Week of July 14, 2024

Week of July 14, 2024

Categories:

Dear Parishioners,

A couple weeks ago, I took a trip to an Abbey in Missouri. It was quite a wonderful trip and I would like to tell you all about it.

The Abbey is the home of the Benedictine Sisters of Mary of Ephesus. They are well known for their various music CDs where they chant and sing hymns but their main work is making vestments for the liturgy. They are a very strict order, not being allowed to make casual conversation, wearing a traditional habit, and praying all their liturgies in Latin. The Abbey has about 50 women in it and they have so many vocations (young women who want to be nuns) that they are opening three more monasteries very soon.

Their order is especially blessed because their foundress, Mother Wilhelmina was found to be incorrupt. She died in 2019 and was buried in land with water running through it.
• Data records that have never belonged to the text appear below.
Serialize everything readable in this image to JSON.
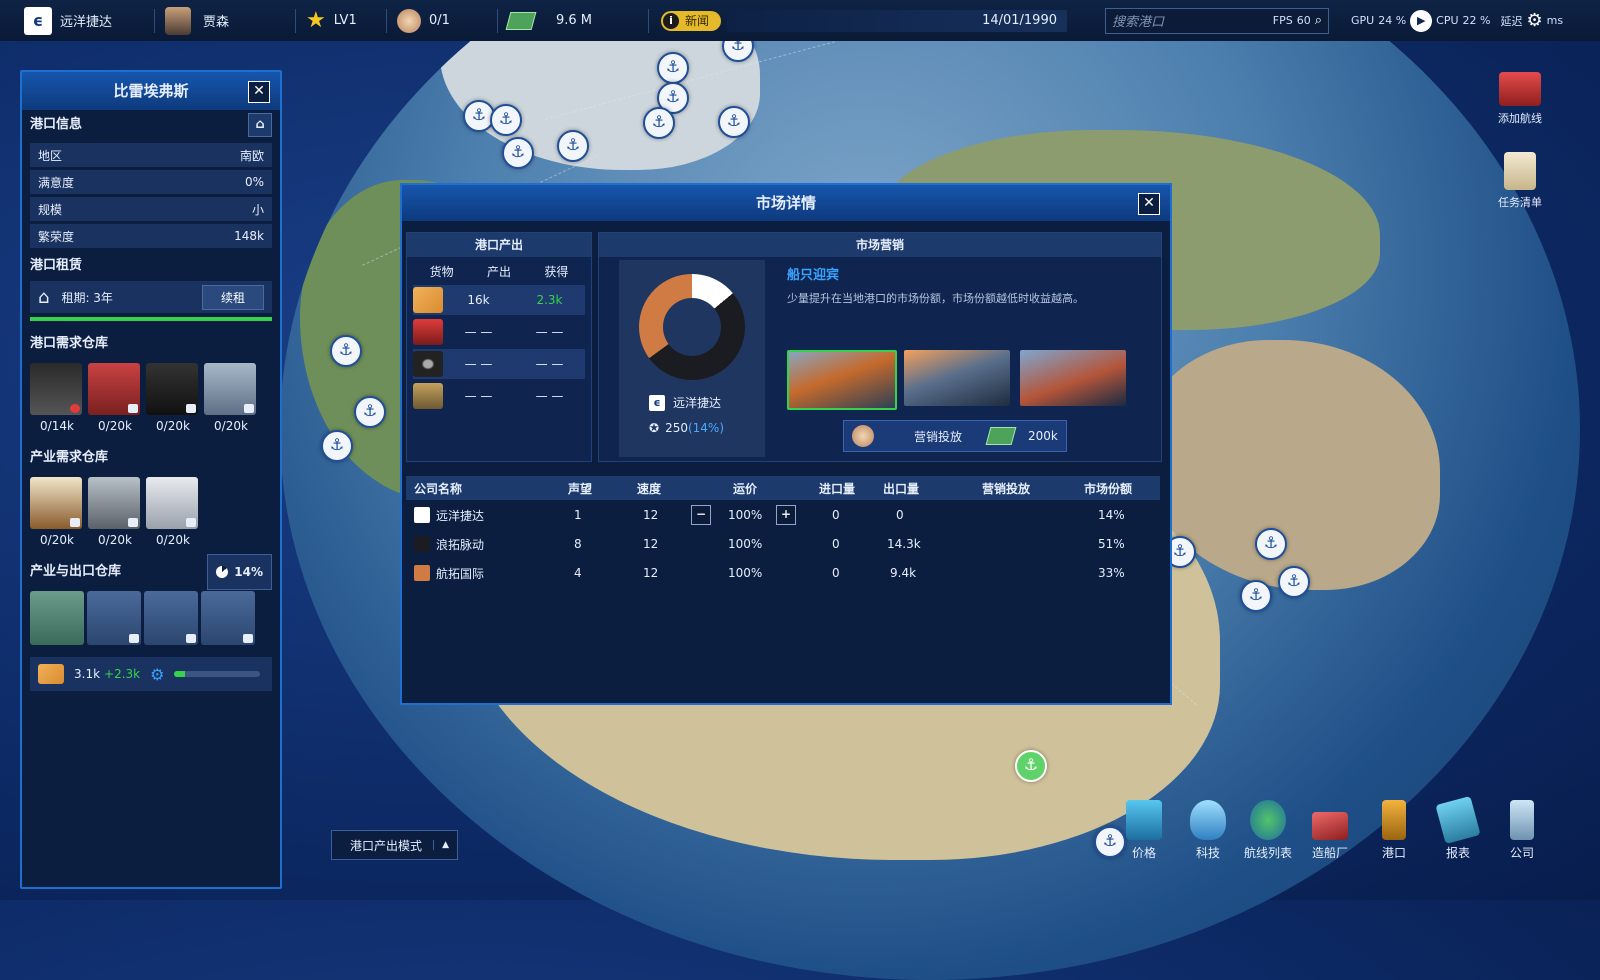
{
  "topbar": {
    "company": "远洋捷达",
    "ceo": "贾森",
    "level": "LV1",
    "staff": "0/1",
    "money": "9.6 M",
    "news": "新闻",
    "date": "14/01/1990",
    "search_placeholder": "搜索港口",
    "fps_label": "FPS",
    "fps_value": "60",
    "gpu_label": "GPU",
    "gpu_value": "24 %",
    "cpu_label": "CPU",
    "cpu_value": "22 %",
    "latency_label": "延迟",
    "latency_value": "ms"
  },
  "port_panel": {
    "title": "比雷埃弗斯",
    "info_title": "港口信息",
    "info": [
      {
        "label": "地区",
        "value": "南欧"
      },
      {
        "label": "满意度",
        "value": "0%"
      },
      {
        "label": "规模",
        "value": "小"
      },
      {
        "label": "繁荣度",
        "value": "148k"
      }
    ],
    "lease_title": "港口租赁",
    "lease_text": "租期: 3年",
    "renew_label": "续租",
    "demand_title": "港口需求仓库",
    "demand": [
      "0/14k",
      "0/20k",
      "0/20k",
      "0/20k"
    ],
    "industry_title": "产业需求仓库",
    "industry": [
      "0/20k",
      "0/20k",
      "0/20k"
    ],
    "output_title": "产业与出口仓库",
    "output_pct": "14%",
    "stock": "3.1k",
    "stock_gain": "+2.3k",
    "progress": 0.12
  },
  "market": {
    "title": "市场详情",
    "output_head": "港口产出",
    "col_goods": "货物",
    "col_output": "产出",
    "col_gain": "获得",
    "rows": [
      {
        "output": "16k",
        "gain": "2.3k"
      },
      {
        "output": "— —",
        "gain": "— —"
      },
      {
        "output": "— —",
        "gain": "— —"
      },
      {
        "output": "— —",
        "gain": "— —"
      }
    ],
    "marketing_head": "市场营销",
    "company_name": "远洋捷达",
    "score": "250",
    "score_pct": "(14%)",
    "campaign_title": "船只迎宾",
    "campaign_desc": "少量提升在当地港口的市场份额，市场份额越低时收益越高。",
    "invest_label": "营销投放",
    "invest_cost": "200k"
  },
  "table": {
    "headers": [
      "公司名称",
      "声望",
      "速度",
      "运价",
      "进口量",
      "出口量",
      "营销投放",
      "市场份额"
    ],
    "rows": [
      {
        "name": "远洋捷达",
        "rep": "1",
        "speed": "12",
        "price": "100%",
        "import": "0",
        "export": "0",
        "share": "14%",
        "color": "#ffffff"
      },
      {
        "name": "浪拓脉动",
        "rep": "8",
        "speed": "12",
        "price": "100%",
        "import": "0",
        "export": "14.3k",
        "share": "51%",
        "color": "#1b1b22"
      },
      {
        "name": "航拓国际",
        "rep": "4",
        "speed": "12",
        "price": "100%",
        "import": "0",
        "export": "9.4k",
        "share": "33%",
        "color": "#d07a44"
      }
    ]
  },
  "side": {
    "add_route": "添加航线",
    "tasks": "任务清单"
  },
  "bottom": {
    "mode": "港口产出模式",
    "items": [
      "价格",
      "科技",
      "航线列表",
      "造船厂",
      "港口",
      "报表",
      "公司"
    ]
  },
  "colors": {
    "accent": "#1e6fd0",
    "green": "#37d24b",
    "orange": "#d07a44"
  }
}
When the Church rose the monastery to the level of an Abbey (which is a monastery in charge of other monasteries) a couple years ago, the sisters wanted to put her body into the Abbey. When they exhumed her, they were expecting bones but instead her body was miraculously preserved and you can see it in the Abbey today. This could possibly lead to her canonization, if the Church approves it.

The trip was for St. John Parish in Allentown for their altar servers (their boys group) and their maidens (their girls group). I was originally brought along to help with Mass, but my role quickly changed when the chaplain of the nuns was called away for a family medical emergency. So, I was asked to give a couple talks to the two groups. While I gave a talk to one group, the other was able to do work for the sisters around the monastery. I am especially glad to have been given the opportunity to say a Sung Latin Mass for the sisters.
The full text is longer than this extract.